Masking Tradition DXVI, 2017.KENDELL GEERS (2) - DR
Masking Tradition DXVI, 2017.KENDELL GEERS (2) - DR

​​​​​​​Pourquoi avez-vous choisi de vivre à Bruxelles ?

J’ai fui le domicile familial lorsque j’avais 15 ans, à cause de l’apartheid, puis je suis arrivé à Londres comme réfugié. Ensuite, je suis retourné en Afrique du Sud, lorsque Nelson Mandela a été libéré. Et j’ai fait partie de la nouvelle démocratie en faveur du changement pour créer la « nation arc-en-ciel ». Finalement, je suis reparti une seconde fois, parce que l’apartheid avait laissé la place à une liberté, mais de courte durée : nous faisions face à une période d’apprentissage, qui était une belle utopie et à laquelle je croyais. Mais une fois l’apartheid terminé, l’art tenait un petit rôle au sein de la nouvelle constitution. En tant qu’artiste, vous ne pouviez pas survivre, vous deviez exercer un travail plus fonctionnel, comme ingénieur par exemple, ou dans les affaires. Alors, j’ai vécu tour à tour en Allemagne, en France et au Royaume-Uni. Pour finir en Belgique. J’aime Bruxelles, c’est une ville excentrique. D’habitude, les riches habitent dans le centre-ville, et les pauvres autour : là-bas, c’est le contraire, les pauvres vivent dans le centre et les riches se retrouvent en banlieue. D’emblée, ça m’a fasciné, contrairement à Londres ou à Paris, où il y a un « ghetto » de pauvres et un « ghetto » de riches. C’est la seule ville en Europe où je marche décontracté dans la rue : j’aime le fait que les Blancs côtoient les Noirs. On ne retrouve pas cette mixité à Londres ou à Paris. Si l’on me snobe pour mon anglais à Londres, on ne me juge pas à Bruxelles, tout le monde y est le bienvenu.

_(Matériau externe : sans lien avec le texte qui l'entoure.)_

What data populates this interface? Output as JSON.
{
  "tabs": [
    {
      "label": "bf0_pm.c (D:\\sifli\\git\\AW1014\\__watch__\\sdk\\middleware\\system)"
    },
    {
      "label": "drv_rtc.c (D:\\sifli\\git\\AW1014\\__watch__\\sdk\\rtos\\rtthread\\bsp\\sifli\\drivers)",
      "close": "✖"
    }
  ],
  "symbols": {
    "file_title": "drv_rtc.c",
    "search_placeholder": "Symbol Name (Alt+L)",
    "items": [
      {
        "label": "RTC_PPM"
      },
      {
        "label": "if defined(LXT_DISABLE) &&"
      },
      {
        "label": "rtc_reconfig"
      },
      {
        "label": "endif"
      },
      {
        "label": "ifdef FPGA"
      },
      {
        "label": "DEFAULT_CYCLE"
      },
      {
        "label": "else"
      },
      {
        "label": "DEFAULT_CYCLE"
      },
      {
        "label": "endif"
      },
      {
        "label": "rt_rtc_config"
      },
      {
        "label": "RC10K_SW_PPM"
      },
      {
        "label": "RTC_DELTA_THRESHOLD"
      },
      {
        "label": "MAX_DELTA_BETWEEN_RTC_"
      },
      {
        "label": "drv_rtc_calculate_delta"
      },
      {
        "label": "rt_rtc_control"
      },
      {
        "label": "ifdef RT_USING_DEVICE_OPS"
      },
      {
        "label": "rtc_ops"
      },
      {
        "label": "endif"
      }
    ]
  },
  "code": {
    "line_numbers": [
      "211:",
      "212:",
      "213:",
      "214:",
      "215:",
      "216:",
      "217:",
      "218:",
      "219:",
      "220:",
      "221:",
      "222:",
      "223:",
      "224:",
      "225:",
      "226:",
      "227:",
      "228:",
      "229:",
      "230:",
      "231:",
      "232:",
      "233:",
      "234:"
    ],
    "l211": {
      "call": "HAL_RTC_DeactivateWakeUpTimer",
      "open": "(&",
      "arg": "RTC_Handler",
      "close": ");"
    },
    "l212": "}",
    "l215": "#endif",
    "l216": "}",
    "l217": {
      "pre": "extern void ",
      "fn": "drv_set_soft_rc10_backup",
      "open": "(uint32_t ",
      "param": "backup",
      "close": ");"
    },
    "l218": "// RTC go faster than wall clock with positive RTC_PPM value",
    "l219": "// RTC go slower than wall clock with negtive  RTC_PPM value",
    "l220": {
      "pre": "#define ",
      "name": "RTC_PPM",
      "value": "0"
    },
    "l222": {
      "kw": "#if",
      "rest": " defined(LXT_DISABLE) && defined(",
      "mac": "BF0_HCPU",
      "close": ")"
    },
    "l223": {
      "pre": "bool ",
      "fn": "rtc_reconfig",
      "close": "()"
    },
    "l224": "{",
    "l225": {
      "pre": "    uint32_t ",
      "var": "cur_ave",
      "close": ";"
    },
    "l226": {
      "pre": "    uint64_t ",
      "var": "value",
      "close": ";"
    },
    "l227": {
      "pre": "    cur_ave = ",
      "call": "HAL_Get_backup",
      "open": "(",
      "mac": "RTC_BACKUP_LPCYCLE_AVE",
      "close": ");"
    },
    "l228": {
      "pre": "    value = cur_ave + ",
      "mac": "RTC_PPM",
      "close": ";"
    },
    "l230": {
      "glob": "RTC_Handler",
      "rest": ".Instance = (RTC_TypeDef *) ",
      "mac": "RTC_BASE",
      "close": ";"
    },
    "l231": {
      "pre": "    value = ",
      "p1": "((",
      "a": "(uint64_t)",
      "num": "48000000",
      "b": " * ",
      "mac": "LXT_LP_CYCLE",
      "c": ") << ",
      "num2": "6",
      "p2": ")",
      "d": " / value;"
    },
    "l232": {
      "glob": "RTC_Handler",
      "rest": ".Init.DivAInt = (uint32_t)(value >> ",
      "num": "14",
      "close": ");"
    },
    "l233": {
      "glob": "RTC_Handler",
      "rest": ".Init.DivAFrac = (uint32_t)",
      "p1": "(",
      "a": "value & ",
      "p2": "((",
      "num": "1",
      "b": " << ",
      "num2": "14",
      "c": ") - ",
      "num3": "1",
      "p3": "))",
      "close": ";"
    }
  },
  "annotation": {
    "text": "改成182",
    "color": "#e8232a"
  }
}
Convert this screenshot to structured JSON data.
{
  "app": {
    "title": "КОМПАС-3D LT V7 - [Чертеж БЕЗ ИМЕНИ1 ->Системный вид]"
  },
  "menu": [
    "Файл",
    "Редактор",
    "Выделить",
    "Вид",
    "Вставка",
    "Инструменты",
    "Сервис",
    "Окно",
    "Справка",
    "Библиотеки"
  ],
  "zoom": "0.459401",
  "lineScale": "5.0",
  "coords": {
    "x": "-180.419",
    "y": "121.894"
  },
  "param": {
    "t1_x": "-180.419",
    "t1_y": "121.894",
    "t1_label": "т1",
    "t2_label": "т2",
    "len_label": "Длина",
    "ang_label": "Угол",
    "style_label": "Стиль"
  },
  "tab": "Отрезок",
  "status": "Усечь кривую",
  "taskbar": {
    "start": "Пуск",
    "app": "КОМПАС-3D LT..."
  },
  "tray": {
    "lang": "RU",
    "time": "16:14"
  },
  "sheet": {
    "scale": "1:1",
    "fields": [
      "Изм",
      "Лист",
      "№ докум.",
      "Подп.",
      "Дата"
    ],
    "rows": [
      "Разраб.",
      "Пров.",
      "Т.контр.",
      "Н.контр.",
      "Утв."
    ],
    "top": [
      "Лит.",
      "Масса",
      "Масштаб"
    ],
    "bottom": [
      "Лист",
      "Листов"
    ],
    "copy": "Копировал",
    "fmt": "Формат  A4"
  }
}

Kendell Geers fait visiter l’exposition « IncarNations », au Bozar, à Bruxelles, en 2019, à l’homme politique belge Didier Reynders.KENDELL GEERS (2) - DR
Kendell Geers fait visiter l’exposition « IncarNations », au Bozar, à Bruxelles, en 2019, à l’homme politique belge Didier Reynders.KENDELL GEERS (2) - DR

Qu’est-ce qui vous inspire finalement ?

La vie. Le fait d’être vivant grâce à l’art. Beaucoup d’Européens, quand on parle de restitution des œuvres, disent : « En Afrique, vous n’avez pas de musée ! » Chris Marker rappelle qu’en Europe, l’art est séparé de la vie, l’étymologie du mot « musée » renvoie au mausolée, un lieu associé à la mort. Or, en Afrique, l’art fait partie intégrante de la vie, nous vivons dans le respect de l’art. C’est très important pour comprendre mon inspiration.